The Never Trumpers who crossed party lines and voted for Hillary disagreed with some or all of these assessments. None of them had that much affection for Hillary, but most of them saw her as a conventional Democratic politician with perhaps an above-average number of flaws. Many of them aren’t socially conservative and might even feel a degree of hostility to the religious conservative wing of the GOP. If you’re not pro-life (or indifferent to culture war issues), if you favor increased gun control, and if you feel a degree of cultural alienation from many of the GOP’s exurban and rural voters, then voting for Hillary and even allying with the #Resistance is a much more natural fit. Some folks seem to be on a glide path to becoming Democrats — or perhaps starting a third party that better fits their more centrist world view.
But what about the Never Trump/Never Hillary religious conservatives? While there are multiple cultural vehicles for advocating their core values, the sole viable political vehicle remains the Republican Party. That means engaging with Republicans of good will and good faith (there are many), advocating for the best possible outcomes from the current administration, and fighting against not only the worst impulses of the current president but also the viciousness, incompetence, and bigotry of the Bannon-led insurgency and its coalition of grifters and cranks.
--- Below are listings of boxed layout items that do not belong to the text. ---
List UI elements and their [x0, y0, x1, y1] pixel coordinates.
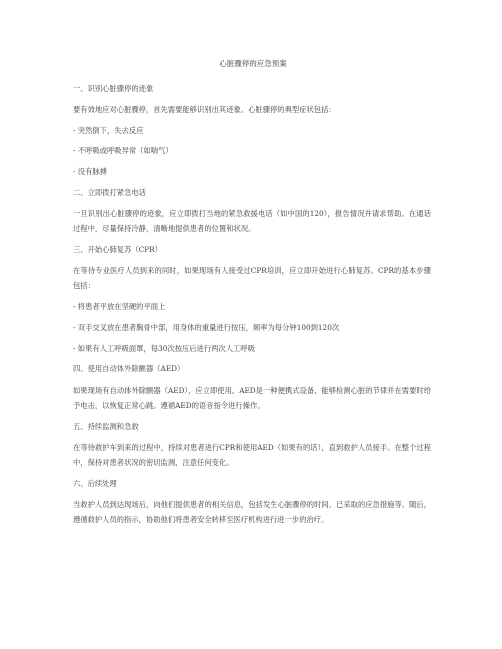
- section-4-body: 如果现场有自动体外除颤器（AED），应立即使用。AED是一种便携式设备，能够检测心脏的节律并在需要时给予电击，以恢复正常心跳。遵循AED的语音指令进行操作。: [73, 386, 431, 410]
- section-1-item-1: - 突然倒下，失去反应: [73, 126, 144, 135]
- section-1-item-3: - 没有脉搏: [73, 167, 107, 176]
- section-6-body: 当救护人员到达现场后，向他们提供患者的相关信息，包括发生心脏骤停的时间、已采取的应急措施等。随后，遵循救护人员的指示，协助他们将患者安全转移至医疗机构进行进一步的治疗。: [73, 500, 431, 524]
- section-1-heading: 一、识别心脏骤停的迹象: [73, 84, 154, 93]
- section-4-heading: 四、使用自动体外除颤器（AED）: [73, 364, 185, 373]
- section-5-body: 在等待救护车到来的过程中，持续对患者进行CPR和使用AED（如果有的话），直到救护人员接手。在整个过程中，保持对患者状况的密切监测，注意任何变化。: [73, 443, 431, 467]
- section-2-heading: 二、立即拨打紧急电话: [73, 188, 146, 197]
- section-3-item-3: - 如果有人工呼吸面罩，每30次按压后进行两次人工呼吸: [73, 344, 255, 353]
- section-3-item-1: - 将患者平放在坚硬的平面上: [73, 302, 166, 311]
- section-6-heading: 六、后续处理: [73, 479, 117, 488]
- section-5-heading: 五、持续监测和急救: [73, 422, 139, 431]
- section-2-body: 一旦识别出心脏骤停的迹象，应立即拨打当地的紧急救援电话（如中国的120），报告情况并请求帮助。在通话过程中，尽量保持冷静，清晰地提供患者的位置和状况。: [73, 209, 431, 233]
- section-3-body: 在等待专业医疗人员到来的同时，如果现场有人接受过CPR培训，应立即开始进行心肺复苏。CPR的基本步骤包括：: [73, 266, 431, 290]
- section-3-heading: 三、开始心肺复苏（CPR）: [73, 245, 162, 254]
- section-1-intro: 要有效地应对心脏骤停，首先需要能够识别出其迹象。心脏骤停的典型症状包括：: [73, 105, 336, 114]
- section-1-item-2: - 不呼吸或呼吸异常（如喘气）: [73, 146, 173, 155]
- section-3-item-2: - 双手交叉放在患者胸骨中部，用身体的重量进行按压，频率为每分钟100到120次: [73, 323, 340, 332]
- document-title: 心脏骤停的应急预案: [219, 59, 287, 68]
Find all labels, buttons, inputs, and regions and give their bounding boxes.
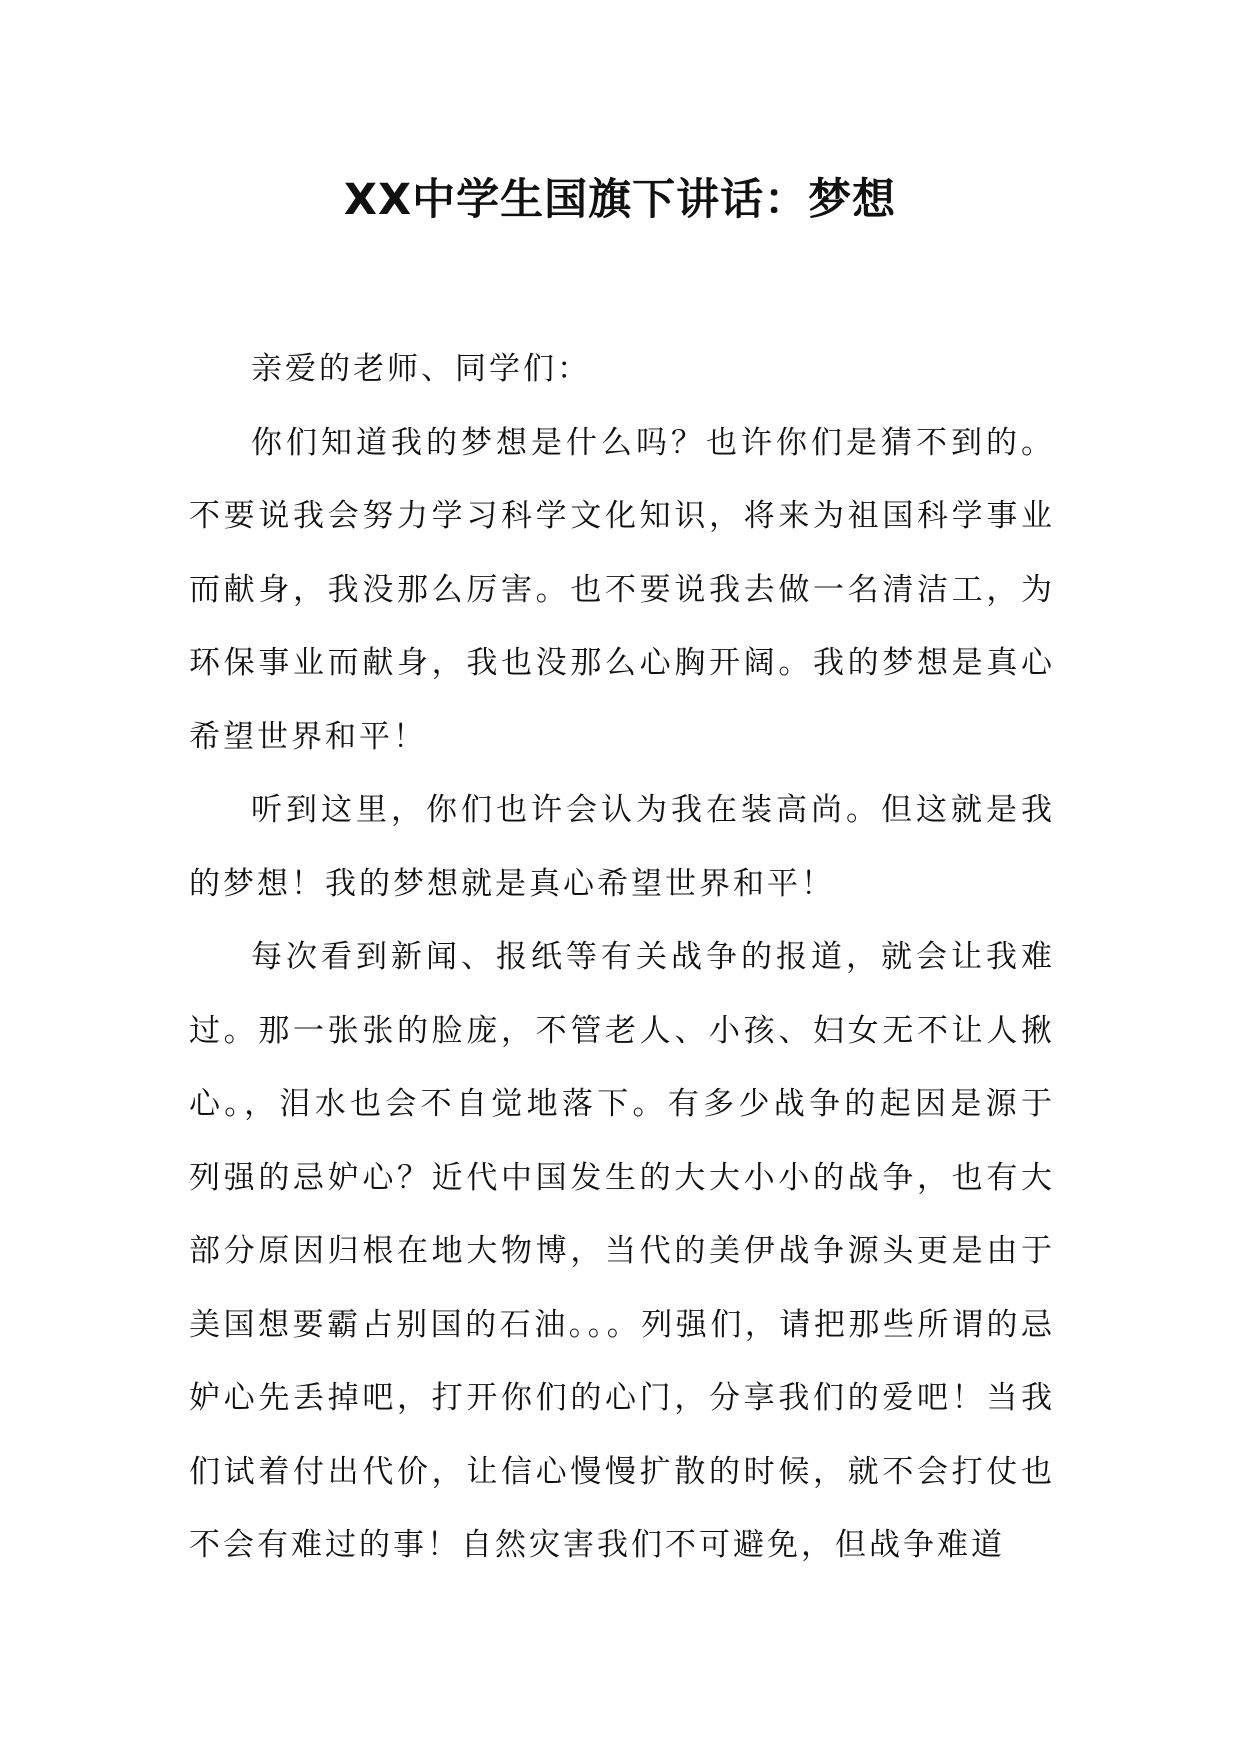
paragraph-war: 每次看到新闻、报纸等有关战争的报道，就会让我难过。那一张张的脸庞，不管老人、小孩、妇女无不让人揪心。，泪水也会不自觉地落下。有多少战争的起因是源于列强的忌妒心？近代中国发生的大大小小的战争，也有大部分原因归根在地大物博，当代的美伊战争源头更是由于美国想要霸占别国的石油。。。列强们，请把那些所谓的忌妒心先丢掉吧，打开你们的心门，分享我们的爱吧！当我们试着付出代价，让信心慢慢扩散的时候，就不会打仗也不会有难过的事！自然灾害我们不可避免，但战争难道 (189, 939, 1055, 1563)
paragraph-greeting: 亲爱的老师、同学们： (251, 351, 591, 387)
document-title: XX中学生国旗下讲话：梦想 (343, 175, 897, 225)
document-body (189, 333, 1055, 1583)
paragraph-dream: 你们知道我的梦想是什么吗？也许你们是猜不到的。不要说我会努力学习科学文化知识，将来为祖国科学事业而献身，我没那么厉害。也不要说我去做一名清洁工，为环保事业而献身，我也没那么心胸开阔。我的梦想是真心希望世界和平！ (189, 424, 1055, 755)
paragraph-noble: 听到这里，你们也许会认为我在装高尚。但这就是我的梦想！我的梦想就是真心希望世界和平！ (189, 792, 1055, 902)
I’m ending 2017 with a small amount of unexpected optimism. As I wrote last week, conservatives are actually winning the GOP civil war. Trump’s polices aren’t nationalist populist but rather conventional and conservative. Roy Moore’s loss is a loss for the worst elements of the Republican Party. There’s good reason to believe that after the Trump storm passes the GOP’s conservative core will remain. I know there’s trouble on the horizon in the midterm elections, and Trump’s character and temperament have proven to be worse than I feared, but the transformation of the GOP into a Trump/Bannon vehicle for white identity politics and malignant nationalism has been bitterly and often successfully opposed from within the GOP — and that’s a very good thing indeed.